The nuclear doctrine of a country decides a country’s nuclear force structure, command and control system, alert status and its deployment posture. The prerequisites of the First use doctrine are hair-trigger alerts, launch-on-warning and launch-through-attack strategies and elaborate surveillance, early warning and intelligence systems with nuclear warheads loaded on launchers and ready to fire. Jaswant Singh in ‘Against Nuclear Apartheid,’Foreign Affairs, vol. 77, no. 5, September/October 1998has written, “No other country has debated so meticulously and, at times, sinuously over the chasm between its sovereign security needs and global disarmament instincts, between a moralistic approach and a realistic one, and between a covert nuclear policy and an overtone.” What our neighbours often deliberately ignore, is that India has at multiple times offered to negotiate a mutual no first use treaty with Pakistan that would be binding and verifiable. India has a very clean record of adherence to international norms. Unfortunately, a paradoxical approach has been followed by India’s principal opponents, who have violated numerous treaties with impunity, including the NPT and the MTCR. Nuclear weapons are now becoming a mere political weapon rather than weapons of ‘warfighting’. India’s nuclear doctrine is foundationally drafted based on the concept of minimum deterrence, which means that the policy and strategy would be driven by the minimalist principle.  The concept of minimum deterrence is not completely a doctrine but is a nuclear force structure. The Indian doctrine can be interpreted to be framed on ‘assured retaliation’ and this is to be implemented by a minimalist nuclear force as an assured retaliation force structure is postulated on the dogma that no one will start a nuclear tussle if the adversaries are assertive of a nuclear retaliation.

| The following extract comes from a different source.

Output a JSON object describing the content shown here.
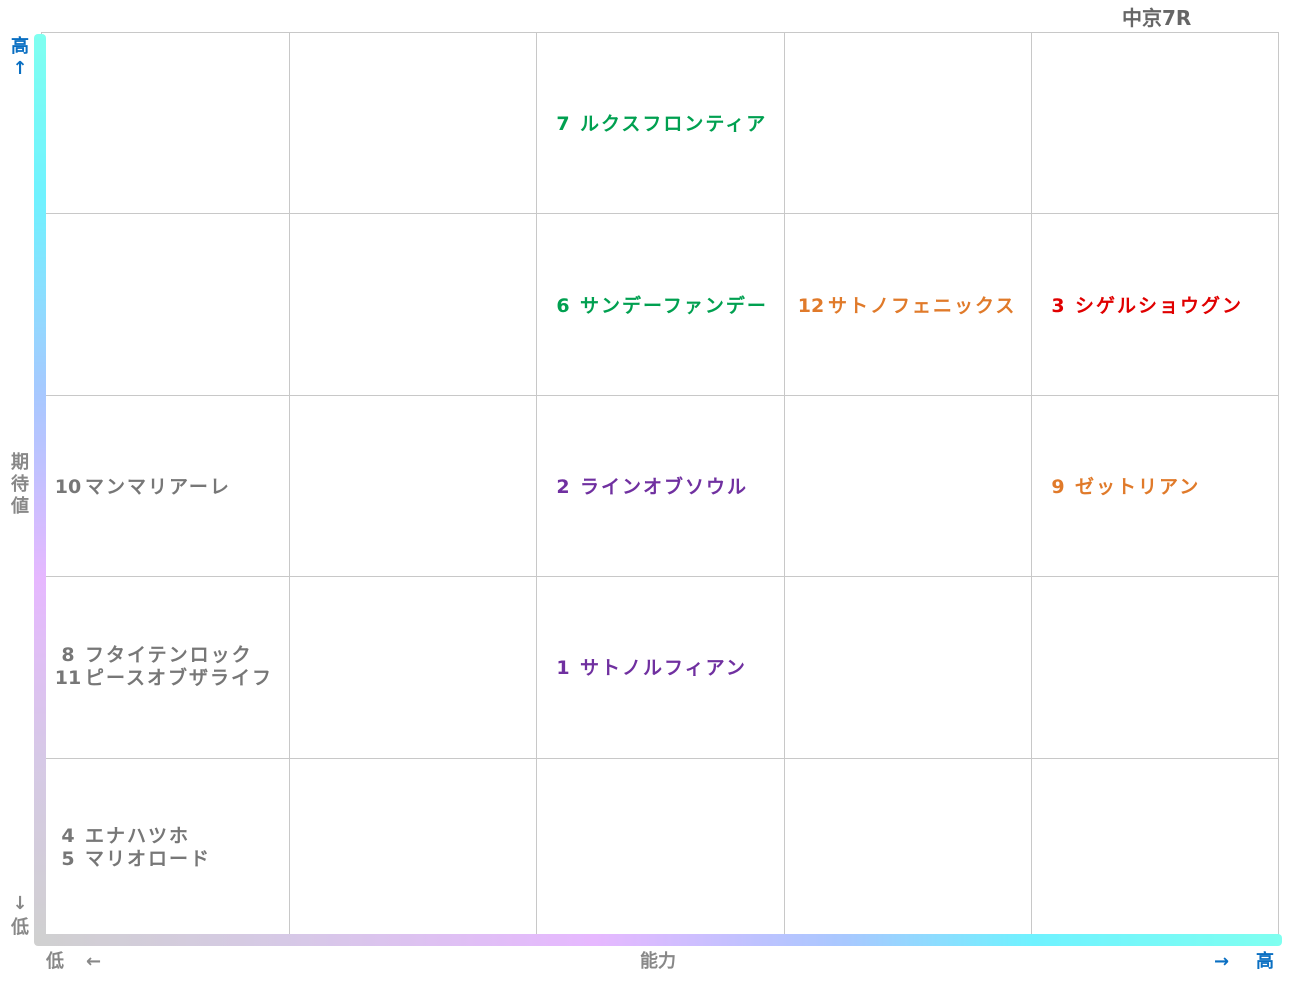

In the book Dragon on our Doorstep: Managing China through Military power’, authors Pravin Sawhney and Ghazala Wahab argued, “Let alone China, India cannot even win a war against Pakistan. And this has nothing to do with the possession of nuclear weapons- the roles of nuclear and conventional weapons are separate in the war planning of India, China and Pakistan. The reason India would be at a disadvantage in a war with Pakistan is that while Pakistan has built military power, India focussed on building the military force. In this difference lies the capability to win wars.” Nonetheless, there lies an undeniable connection between nation’s conventional military capabilities and its dominance over other nations. A nuclear-armed nation with low military capability as compared to its adversaries may find it absolutely necessary to espouse an in extremis first use strategy to impede a conventional military strategy that may threaten to undermine its territorial integrity. This in nutshell is the nuclear dilemma of Pakistan. This may be one of the reasons why Pakistan does not accept India’s offer of a bilateral no first use treaty as a nuclear confidence building and risk reduction measure. On the other hand, India’s existing defence machinery due to low investment is becoming outdated, as China is rapidly reindustrialising its armed forces, raising deployment units and improving the logistics infrastructure in Tibet with a subtle intransigence in resolving the outstanding territorial and boundary dispute with India.

Former National Security Advisor Shiv Shankar Menon in his book Choices argued, “There is a potential grey area as to when India would use nuclear weapons first against NWS. Circumstances are conceivable in which India might find it useful to strike first, for instance, against an NWS that had declared it would certainly use its weapons, and if India were certain that adversary’s launch was imminent.” Many analysts have argued that India has gained nothing and has unnecessarily elected to bear the horrendous costs of a nuclear strike by choosing to adopt a purely retaliatory nuclear policy. India’s tempestuous relationship with its neighbours, changing paradigm of Indian Ocean diplomacy and its desire to be a global power is shaping the framework of its nuclear weapons programme and policy. In order to engage global nuclear powers in a productive positive dialogue, there has to be a special diplomatic effort from the Ministry of External Affairs to strengthen its position as a responsible partner in the nuclear stability dialogue.The domain of Nuclear security has always been the prerogative of the Prime Minister Office, and it is the right time for India to revisit the existing framework and articulate and advocate for an international consensus to draft a new policy taking into account the geopolitical changes in South Asia.